U.S. West Texas Intermediate crude oil futures are up sharply late Wednesday, as frigid Texas temperatures shut production across the largest U.S. crude producing state, with the unusually cold weather expected to hamper output for days or even weeks.
Oil prices have been supported for months by OPEC+ supply curbs, Saudi Arabia’s additional cuts and hopes of a demand rebound due to COVID-19 vaccinations. Historic cold weather since the weekend in Texas, which supplies the bulk of the U.S. crude and is part of the main U.S. refining hub, has propelled prices even higher.
Daily Swing Chart Technical Analysis
The main trend is up according to the daily swing chart. The uptrend was reaffirmed early Wednesday when buyers took out $60.30. The main trend will change to down on a move through $57.31.

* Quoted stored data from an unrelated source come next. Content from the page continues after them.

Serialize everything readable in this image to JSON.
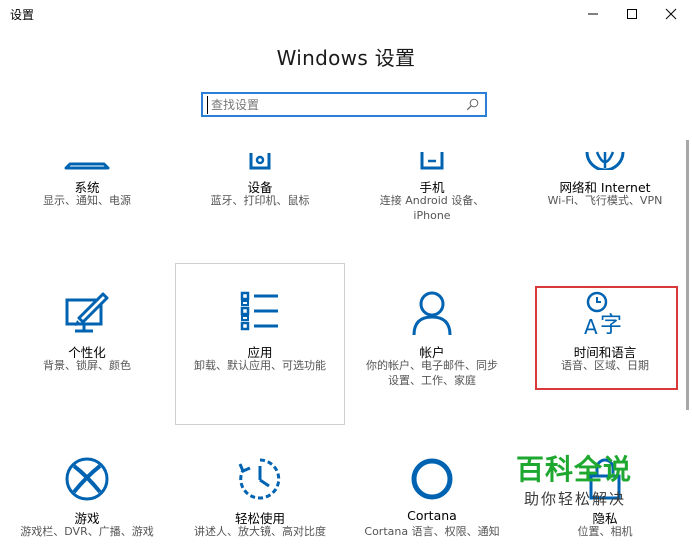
{
  "window": {
    "title": "设置",
    "controls": {
      "minimize": "minimize-icon",
      "maximize": "maximize-icon",
      "close": "close-icon"
    }
  },
  "page_title": "Windows 设置",
  "search": {
    "placeholder": "查找设置",
    "value": ""
  },
  "colors": {
    "accent": "#0063b1",
    "search_border": "#2b7fd6",
    "highlight": "#d9393a",
    "watermark_green": "#1ea830"
  },
  "tiles": [
    {
      "name": "系统",
      "desc": [
        "显示、通知、电源"
      ],
      "icon": "laptop-icon"
    },
    {
      "name": "设备",
      "desc": [
        "蓝牙、打印机、鼠标"
      ],
      "icon": "devices-icon"
    },
    {
      "name": "手机",
      "desc": [
        "连接 Android 设备、",
        "iPhone"
      ],
      "icon": "phone-icon"
    },
    {
      "name": "网络和 Internet",
      "desc": [
        "Wi-Fi、飞行模式、VPN"
      ],
      "icon": "globe-icon"
    },
    {
      "name": "个性化",
      "desc": [
        "背景、锁屏、颜色"
      ],
      "icon": "personalization-icon"
    },
    {
      "name": "应用",
      "desc": [
        "卸载、默认应用、可选功能"
      ],
      "icon": "apps-icon"
    },
    {
      "name": "帐户",
      "desc": [
        "你的帐户、电子邮件、同步",
        "设置、工作、家庭"
      ],
      "icon": "account-icon"
    },
    {
      "name": "时间和语言",
      "desc": [
        "语音、区域、日期"
      ],
      "icon": "time-language-icon"
    },
    {
      "name": "游戏",
      "desc": [
        "游戏栏、DVR、广播、游戏"
      ],
      "icon": "xbox-icon"
    },
    {
      "name": "轻松使用",
      "desc": [
        "讲述人、放大镜、高对比度"
      ],
      "icon": "ease-of-access-icon"
    },
    {
      "name": "Cortana",
      "desc": [
        "Cortana 语言、权限、通知"
      ],
      "icon": "cortana-icon"
    },
    {
      "name": "隐私",
      "desc": [
        "位置、相机"
      ],
      "icon": "lock-icon"
    }
  ],
  "watermark": {
    "big": "百科全说",
    "small": "助你轻松解决"
  }
}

The minor range is $57.31 to $61.31. Its 50% level at $59.31 is new support.
The short-term range is $51.53 to $61.31. Its retracement zone at $56.42 to $55.27 is near-term support.
The direction of the market into the close on Wednesday will be determined by trader reaction to $60.08.
A sustained move over $60.08 will indicate the presence of buyers. If taking out $61.31 generates enough upside momentum then look for the rally to possibly extend into the November 7, 2018 main top at $62.64.
A sustained move under $60.08 will signal the presence of sellers. This could trigger a break into the pivot at $59.31. A failure to hold this level will put crude oil in a position to challenge $57.31.